Psoas abscess secondary to renal graft pyelonephritis is also uncommon [5–7]. Intravenous drug use, human immunodeficiency virus, and Acquired Immune Deficiency Syndrome (AIDS) are emerging as common risk factors for the development of primary psoas abscesses . A previous report stated that Crohn’s disease is the most common cause of secondary psoas abscess in the western world . In the present case, the patient was diagnosed with a psoas abscess secondary to the pyelonephritis of the transplanted kidney. The patient underwent a simple total hysterectomy, but the postoperative status was not related to the cause of psoas abscess because it occurred 2 years after the hysterectomy. The urine culture revealed β-streptococcus, while the blood bacterial culture was negative. S. aureus is implicated in most cases with primary psoas abscess.
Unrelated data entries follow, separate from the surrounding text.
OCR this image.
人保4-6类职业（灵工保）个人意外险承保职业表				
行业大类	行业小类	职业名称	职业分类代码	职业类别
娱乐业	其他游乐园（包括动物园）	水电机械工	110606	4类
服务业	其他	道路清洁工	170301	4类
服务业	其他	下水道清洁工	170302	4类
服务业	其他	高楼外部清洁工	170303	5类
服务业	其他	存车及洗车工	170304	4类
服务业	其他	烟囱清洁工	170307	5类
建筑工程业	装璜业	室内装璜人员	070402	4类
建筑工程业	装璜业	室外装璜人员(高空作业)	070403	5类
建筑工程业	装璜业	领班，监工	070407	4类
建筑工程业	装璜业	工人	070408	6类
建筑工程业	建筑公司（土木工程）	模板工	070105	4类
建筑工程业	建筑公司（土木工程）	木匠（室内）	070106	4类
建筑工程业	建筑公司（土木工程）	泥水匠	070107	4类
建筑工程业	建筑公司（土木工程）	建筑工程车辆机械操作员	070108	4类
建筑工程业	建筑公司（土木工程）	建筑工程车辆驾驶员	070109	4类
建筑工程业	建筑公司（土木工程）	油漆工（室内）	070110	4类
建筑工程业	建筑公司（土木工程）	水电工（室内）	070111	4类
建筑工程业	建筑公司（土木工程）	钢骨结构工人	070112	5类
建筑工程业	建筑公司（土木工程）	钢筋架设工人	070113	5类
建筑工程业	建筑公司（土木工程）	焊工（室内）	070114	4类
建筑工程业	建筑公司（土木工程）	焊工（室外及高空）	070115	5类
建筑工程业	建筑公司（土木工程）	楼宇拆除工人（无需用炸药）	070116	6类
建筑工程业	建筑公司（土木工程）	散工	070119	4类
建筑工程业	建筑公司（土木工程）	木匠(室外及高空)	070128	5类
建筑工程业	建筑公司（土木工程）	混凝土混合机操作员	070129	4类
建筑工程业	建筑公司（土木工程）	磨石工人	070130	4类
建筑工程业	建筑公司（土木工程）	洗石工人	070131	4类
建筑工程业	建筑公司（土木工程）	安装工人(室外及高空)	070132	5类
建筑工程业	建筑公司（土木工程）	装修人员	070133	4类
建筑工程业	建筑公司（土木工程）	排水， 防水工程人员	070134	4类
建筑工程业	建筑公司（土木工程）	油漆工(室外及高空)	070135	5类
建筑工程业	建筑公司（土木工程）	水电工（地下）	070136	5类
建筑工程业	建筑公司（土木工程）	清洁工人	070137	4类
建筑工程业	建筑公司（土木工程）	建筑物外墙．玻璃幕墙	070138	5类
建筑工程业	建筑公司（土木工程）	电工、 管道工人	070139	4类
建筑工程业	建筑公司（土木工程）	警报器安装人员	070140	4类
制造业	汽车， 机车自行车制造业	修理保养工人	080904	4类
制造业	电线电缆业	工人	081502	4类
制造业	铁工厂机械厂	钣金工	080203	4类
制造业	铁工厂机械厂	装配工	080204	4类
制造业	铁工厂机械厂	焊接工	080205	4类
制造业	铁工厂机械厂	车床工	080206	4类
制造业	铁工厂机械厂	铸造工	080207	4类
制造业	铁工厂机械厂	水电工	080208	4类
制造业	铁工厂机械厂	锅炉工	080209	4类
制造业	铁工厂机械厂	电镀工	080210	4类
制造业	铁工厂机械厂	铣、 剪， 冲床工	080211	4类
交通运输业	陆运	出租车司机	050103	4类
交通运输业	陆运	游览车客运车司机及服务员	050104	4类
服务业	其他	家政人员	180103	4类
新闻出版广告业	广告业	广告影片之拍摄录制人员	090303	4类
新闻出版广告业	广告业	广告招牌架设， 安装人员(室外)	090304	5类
Other causative organisms include Streptococcus sp., Escherichia coli, Mycobacterium tuberculosis, Mycoplasma pneumonia, Proteus, Pasteurella, and Bacteroides spp. [5, 6]. In our case, the pathogens of the psoas abscess were not identified; however, it was considered to be a secondary event leading to pyelonephritis by reasons of the positive urine bacterial culture, the negative blood bacterial culture, and the adjacent position of infected transplanted kidney and psoas abscess. Yacoub et al. reported that psoas abscess should initially be nonsurgically treated with antibiotics, with or without percutaneous drainage. The administration of antibiotics alone for abscesses smaller than 3 cm in the largest diameter and percutaneous drainage for those larger than 3 cm could be recommended. Surgical drainage is a rare treatment option . In our case, the diameter of the abscess was smaller than 3 cm; therefore, the administration of broad-spectrum antibiotics without drainage was selected as the first-line treatment and was greatly effective. We need to carefully consider the treatment plan, taking into account the patient’s systematic condition and abscess size.
Urinary obstruction of the transplanted kidney caused by uterine leiomyoma is an extremely rare condition. Psoas abscess secondary to transplanted kidney pyelonephritis is also rare. We should keep these rare diseases in mind when treating such cases.
|AIDS:||Acquired Immune Deficiency Syndrome|
|BMI:||Body Mass Index|
|MRI:||Magnetic resonance imaging.|
The authors of this paper have no conflict of interests to disclose.